On stage from the top, Torn moves through the early days and college suicide attempt mostly with an angry matter-of-fact attitude that prevents any deification of the pain or the poet. Her fine work is wonderfully supported by the marvelous lighting of William St. John, who ably defines space and mood. The work has a warts-and-all sort of honesty that, with Torn's skills, can be very compelling to watch.
It was in the aftermath of Plath's suicide attempt where it began to flag for me. Suddenly there is another character being portrayed, Plath's psychiatrist, and a lengthy interaction about Plath's feelings for her father. While Otto Plath was certainly an enormous part of her emotional landscape and the play makes interesting connections to it later, the sequence itself requires an awful lot from the performer and I am unsure as to what value it has for the audience. It takes a fair amount of stage time to make points referenced elsewhere. This is the point where I began to be confused by the shape of the piece itself.

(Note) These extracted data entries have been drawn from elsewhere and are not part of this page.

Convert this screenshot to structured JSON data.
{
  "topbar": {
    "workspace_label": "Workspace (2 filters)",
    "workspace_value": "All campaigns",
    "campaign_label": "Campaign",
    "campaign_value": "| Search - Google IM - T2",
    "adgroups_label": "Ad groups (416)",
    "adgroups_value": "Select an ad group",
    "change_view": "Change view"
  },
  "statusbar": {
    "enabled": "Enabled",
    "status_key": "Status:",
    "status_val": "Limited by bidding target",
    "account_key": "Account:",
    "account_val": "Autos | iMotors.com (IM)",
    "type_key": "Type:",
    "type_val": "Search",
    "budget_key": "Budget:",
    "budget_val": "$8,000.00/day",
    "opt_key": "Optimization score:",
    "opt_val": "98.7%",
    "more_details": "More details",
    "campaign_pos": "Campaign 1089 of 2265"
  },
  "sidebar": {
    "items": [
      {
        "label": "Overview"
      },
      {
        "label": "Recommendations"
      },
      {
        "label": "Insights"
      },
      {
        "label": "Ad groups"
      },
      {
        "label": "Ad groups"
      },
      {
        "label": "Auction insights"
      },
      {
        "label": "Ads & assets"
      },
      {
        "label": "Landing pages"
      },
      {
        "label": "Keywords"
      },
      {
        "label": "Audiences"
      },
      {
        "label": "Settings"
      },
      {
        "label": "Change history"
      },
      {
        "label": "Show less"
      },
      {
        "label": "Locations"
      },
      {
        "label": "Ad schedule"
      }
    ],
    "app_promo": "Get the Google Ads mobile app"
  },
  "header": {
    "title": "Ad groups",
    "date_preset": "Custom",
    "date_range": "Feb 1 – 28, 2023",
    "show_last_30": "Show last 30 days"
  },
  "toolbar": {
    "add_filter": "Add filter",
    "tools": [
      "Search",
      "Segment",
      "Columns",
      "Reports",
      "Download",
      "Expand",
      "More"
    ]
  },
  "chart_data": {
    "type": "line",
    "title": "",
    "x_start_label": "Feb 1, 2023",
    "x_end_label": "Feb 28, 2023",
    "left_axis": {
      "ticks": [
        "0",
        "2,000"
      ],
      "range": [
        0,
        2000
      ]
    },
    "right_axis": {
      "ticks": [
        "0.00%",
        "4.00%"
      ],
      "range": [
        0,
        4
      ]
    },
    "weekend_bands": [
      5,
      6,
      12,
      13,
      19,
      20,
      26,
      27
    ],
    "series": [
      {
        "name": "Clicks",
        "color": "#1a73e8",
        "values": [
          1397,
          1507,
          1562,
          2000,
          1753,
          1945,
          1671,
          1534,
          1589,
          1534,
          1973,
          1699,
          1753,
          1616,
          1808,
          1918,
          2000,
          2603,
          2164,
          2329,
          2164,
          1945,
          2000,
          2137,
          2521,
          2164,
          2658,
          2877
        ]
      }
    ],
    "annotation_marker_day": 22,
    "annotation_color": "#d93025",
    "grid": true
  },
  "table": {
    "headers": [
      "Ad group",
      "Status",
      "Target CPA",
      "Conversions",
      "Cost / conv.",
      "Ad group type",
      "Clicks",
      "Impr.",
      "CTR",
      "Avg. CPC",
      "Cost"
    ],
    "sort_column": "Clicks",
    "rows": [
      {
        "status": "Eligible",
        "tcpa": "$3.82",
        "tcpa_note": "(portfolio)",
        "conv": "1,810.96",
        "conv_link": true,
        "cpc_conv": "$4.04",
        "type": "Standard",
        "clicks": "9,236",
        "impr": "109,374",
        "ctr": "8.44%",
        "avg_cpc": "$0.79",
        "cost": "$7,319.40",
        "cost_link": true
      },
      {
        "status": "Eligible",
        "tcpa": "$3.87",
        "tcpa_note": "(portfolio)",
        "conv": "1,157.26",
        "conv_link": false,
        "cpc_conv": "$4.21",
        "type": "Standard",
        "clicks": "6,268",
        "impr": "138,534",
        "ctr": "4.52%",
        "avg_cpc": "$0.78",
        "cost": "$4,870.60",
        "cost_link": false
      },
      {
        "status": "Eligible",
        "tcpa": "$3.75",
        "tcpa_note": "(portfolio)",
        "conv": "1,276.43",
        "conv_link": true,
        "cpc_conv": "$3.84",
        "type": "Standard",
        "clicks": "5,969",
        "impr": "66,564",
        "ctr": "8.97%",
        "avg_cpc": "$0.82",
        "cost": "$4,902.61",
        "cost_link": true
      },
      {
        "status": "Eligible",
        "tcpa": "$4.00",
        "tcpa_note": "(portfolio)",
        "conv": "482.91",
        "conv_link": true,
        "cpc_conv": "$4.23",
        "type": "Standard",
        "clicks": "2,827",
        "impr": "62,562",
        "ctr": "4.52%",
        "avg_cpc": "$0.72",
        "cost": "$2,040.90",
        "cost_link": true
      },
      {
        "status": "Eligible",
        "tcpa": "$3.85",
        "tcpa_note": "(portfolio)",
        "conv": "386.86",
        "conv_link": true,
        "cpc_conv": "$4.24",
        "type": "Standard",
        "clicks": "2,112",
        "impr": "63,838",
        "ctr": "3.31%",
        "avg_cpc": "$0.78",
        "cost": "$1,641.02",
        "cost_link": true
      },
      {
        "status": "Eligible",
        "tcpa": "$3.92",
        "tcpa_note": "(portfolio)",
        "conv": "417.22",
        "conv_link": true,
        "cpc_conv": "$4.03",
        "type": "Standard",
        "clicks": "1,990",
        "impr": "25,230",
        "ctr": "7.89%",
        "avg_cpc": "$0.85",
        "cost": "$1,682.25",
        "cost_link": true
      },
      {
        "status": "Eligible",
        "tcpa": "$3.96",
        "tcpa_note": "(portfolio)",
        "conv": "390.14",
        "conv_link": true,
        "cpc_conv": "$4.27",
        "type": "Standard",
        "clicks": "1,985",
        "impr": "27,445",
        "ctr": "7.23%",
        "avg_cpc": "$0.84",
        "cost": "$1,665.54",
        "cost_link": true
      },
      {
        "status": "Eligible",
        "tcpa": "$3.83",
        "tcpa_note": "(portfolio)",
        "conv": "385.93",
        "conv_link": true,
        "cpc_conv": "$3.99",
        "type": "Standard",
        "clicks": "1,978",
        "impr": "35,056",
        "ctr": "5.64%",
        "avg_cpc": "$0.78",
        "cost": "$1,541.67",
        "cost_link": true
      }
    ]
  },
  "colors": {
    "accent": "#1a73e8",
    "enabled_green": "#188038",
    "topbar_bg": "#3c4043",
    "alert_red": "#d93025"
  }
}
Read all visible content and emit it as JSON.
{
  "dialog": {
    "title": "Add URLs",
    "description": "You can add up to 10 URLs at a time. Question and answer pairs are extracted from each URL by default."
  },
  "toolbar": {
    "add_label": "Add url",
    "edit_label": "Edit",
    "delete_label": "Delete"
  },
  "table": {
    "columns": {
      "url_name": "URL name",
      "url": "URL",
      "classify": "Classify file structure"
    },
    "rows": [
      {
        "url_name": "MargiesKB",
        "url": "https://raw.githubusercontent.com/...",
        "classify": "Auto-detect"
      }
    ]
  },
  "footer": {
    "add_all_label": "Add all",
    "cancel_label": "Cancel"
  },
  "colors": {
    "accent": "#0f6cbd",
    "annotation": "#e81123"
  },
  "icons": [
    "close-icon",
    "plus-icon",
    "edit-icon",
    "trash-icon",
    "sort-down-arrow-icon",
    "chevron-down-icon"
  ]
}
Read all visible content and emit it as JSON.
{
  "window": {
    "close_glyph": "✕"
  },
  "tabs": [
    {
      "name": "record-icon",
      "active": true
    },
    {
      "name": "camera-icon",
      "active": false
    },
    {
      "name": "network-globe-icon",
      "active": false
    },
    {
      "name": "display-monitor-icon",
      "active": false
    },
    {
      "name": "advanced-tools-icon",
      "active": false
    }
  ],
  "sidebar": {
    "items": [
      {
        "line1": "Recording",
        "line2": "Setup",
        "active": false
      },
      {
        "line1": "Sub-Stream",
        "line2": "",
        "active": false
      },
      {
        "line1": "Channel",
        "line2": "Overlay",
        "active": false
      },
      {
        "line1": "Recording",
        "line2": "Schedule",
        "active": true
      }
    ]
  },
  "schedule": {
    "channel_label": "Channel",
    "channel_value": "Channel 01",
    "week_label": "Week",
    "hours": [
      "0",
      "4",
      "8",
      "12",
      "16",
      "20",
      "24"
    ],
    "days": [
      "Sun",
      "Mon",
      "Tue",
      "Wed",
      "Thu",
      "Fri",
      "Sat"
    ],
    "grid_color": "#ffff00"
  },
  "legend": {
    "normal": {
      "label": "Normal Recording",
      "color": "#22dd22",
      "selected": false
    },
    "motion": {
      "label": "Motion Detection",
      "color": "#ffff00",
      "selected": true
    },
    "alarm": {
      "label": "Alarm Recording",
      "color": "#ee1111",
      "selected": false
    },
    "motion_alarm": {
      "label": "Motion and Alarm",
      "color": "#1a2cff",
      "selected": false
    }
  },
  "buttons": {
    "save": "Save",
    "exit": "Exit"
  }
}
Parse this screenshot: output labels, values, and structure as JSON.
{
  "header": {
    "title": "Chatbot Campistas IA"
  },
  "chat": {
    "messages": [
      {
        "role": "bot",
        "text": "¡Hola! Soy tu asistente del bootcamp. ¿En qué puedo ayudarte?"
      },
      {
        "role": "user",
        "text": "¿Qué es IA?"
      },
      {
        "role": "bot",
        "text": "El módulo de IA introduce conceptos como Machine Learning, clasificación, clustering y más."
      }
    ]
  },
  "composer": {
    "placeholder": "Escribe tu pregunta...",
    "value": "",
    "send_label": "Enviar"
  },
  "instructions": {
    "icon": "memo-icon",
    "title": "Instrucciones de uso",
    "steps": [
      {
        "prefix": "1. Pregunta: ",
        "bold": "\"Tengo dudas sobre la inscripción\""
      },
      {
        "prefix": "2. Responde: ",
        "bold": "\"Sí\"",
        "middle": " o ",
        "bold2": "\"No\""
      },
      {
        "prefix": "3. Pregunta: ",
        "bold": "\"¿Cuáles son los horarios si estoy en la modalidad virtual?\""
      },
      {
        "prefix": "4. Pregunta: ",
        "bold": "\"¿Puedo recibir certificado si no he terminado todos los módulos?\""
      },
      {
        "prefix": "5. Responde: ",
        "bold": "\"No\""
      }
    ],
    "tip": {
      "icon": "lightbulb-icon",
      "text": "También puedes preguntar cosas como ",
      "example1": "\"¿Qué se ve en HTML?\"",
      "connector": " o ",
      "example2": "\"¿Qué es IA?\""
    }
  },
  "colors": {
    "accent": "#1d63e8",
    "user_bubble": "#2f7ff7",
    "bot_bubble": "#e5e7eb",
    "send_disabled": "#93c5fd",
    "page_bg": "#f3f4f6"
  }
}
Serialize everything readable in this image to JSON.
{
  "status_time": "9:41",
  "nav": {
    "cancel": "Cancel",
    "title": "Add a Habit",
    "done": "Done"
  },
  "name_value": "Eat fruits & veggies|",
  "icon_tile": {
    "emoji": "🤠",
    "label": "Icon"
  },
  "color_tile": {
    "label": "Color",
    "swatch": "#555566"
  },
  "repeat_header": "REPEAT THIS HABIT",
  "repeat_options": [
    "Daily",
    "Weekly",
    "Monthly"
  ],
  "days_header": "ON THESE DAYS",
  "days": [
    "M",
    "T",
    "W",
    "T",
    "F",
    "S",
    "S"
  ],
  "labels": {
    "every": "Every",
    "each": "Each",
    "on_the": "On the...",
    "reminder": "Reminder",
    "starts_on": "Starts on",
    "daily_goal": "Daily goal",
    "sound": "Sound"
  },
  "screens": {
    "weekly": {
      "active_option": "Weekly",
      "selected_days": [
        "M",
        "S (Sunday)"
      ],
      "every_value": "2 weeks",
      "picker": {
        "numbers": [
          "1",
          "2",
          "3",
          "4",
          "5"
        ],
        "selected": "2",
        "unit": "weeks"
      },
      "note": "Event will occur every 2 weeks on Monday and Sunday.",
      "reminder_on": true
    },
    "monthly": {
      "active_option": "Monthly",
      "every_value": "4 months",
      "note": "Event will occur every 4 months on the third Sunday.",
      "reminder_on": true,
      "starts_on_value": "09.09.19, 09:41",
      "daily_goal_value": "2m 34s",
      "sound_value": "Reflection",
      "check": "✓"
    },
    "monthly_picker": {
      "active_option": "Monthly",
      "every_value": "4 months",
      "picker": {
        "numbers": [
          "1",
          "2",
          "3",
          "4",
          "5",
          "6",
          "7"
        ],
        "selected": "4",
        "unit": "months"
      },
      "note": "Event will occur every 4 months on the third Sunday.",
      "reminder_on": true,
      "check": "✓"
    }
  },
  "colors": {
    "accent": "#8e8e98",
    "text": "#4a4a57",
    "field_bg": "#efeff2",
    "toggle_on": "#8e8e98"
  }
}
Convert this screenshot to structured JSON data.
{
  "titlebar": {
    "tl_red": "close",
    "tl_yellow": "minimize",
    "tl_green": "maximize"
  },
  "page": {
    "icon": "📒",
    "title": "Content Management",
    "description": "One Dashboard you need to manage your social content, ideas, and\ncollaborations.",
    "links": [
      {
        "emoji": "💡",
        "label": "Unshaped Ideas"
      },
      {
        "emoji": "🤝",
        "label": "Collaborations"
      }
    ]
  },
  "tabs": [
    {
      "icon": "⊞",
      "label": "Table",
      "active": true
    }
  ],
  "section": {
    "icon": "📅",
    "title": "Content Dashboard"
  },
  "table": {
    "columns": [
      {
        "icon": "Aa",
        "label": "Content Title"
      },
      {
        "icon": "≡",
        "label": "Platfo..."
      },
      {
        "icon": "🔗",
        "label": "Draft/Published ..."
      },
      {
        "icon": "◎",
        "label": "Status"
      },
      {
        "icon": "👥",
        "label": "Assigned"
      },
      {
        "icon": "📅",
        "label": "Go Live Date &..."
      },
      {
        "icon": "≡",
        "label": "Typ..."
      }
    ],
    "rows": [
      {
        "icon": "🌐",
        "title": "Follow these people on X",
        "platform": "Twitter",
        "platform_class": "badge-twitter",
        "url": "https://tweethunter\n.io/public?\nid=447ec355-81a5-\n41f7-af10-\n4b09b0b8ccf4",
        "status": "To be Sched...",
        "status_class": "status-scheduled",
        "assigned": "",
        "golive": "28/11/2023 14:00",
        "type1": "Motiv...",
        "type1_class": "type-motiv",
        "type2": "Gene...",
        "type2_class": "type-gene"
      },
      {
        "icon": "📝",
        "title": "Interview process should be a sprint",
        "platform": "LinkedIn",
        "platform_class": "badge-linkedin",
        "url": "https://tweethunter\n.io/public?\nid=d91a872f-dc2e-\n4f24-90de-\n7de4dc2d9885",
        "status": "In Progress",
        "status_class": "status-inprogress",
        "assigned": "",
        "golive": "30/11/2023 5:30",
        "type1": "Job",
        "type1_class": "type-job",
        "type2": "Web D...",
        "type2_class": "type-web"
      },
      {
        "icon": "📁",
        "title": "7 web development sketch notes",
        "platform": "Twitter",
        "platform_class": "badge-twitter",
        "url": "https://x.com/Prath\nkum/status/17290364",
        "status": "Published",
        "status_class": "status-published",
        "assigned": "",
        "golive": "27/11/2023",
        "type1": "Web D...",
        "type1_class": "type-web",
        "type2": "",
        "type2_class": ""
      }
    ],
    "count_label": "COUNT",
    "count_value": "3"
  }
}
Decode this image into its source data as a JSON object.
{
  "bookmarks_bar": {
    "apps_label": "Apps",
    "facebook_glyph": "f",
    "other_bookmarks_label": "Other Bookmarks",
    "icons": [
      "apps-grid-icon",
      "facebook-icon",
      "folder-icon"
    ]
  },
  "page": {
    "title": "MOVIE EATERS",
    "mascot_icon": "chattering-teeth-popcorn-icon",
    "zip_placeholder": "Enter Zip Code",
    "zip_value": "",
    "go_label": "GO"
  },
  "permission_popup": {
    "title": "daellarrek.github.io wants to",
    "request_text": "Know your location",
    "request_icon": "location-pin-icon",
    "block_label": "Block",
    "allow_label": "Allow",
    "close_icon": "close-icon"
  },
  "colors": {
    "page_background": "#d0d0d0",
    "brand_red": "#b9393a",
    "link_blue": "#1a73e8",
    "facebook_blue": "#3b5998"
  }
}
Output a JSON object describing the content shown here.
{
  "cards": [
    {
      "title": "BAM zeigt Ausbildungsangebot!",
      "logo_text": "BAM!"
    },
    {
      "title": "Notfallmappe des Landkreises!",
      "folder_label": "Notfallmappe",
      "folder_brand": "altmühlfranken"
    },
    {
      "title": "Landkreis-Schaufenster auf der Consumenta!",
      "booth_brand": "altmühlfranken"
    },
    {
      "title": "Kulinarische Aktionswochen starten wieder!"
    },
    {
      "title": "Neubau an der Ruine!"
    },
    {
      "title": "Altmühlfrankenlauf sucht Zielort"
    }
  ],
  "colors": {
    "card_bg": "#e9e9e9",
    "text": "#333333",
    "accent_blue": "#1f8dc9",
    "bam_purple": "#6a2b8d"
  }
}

While playwright Paul Alexander obviously knows Plath's story, he builds many interesting constructs with the material, some known fact and some interesting conjecture, but also exceeds that to some very odd speculations—black magic or possession as the cause of death? Beyond that, there is something in the frame of the event that didn't work for me. Sylvia starts from the top being very clear with the audience that it is the last day in her life. She begins to go back through events and, while for no stated reason, she appears to be working something out. And I'll go with that. Yet as the work progresses, she begins to add in comments about things that happen after her death, things she could not possibly have known or expected. This leaves me not knowing where I am—this can't be the last day of her life if she has information about what is ahead. So, is she a ghost, somehow condemned to repeat the torments of her unresolved existence? Is she a spirit trapped in time by the spell which pushed her to kill herself? This backwards-forwards knowledge leaves it unclear as to what is being worked out and why. It also takes the play into the kind of partisan anti-Hughes, pro-Plath commentary which undermines Plath as an artist while also undercutting what seems otherwise to be a strongly experiential interpretation of her life.
The writer and the performer both have a knowledge and affection for Plath that combine to make some very arresting and interesting moments. Edge relies heavily on the experience of being on the edge without necessarily having a full context. It is a difficult and powerful piece about a difficult and powerful woman, well performed.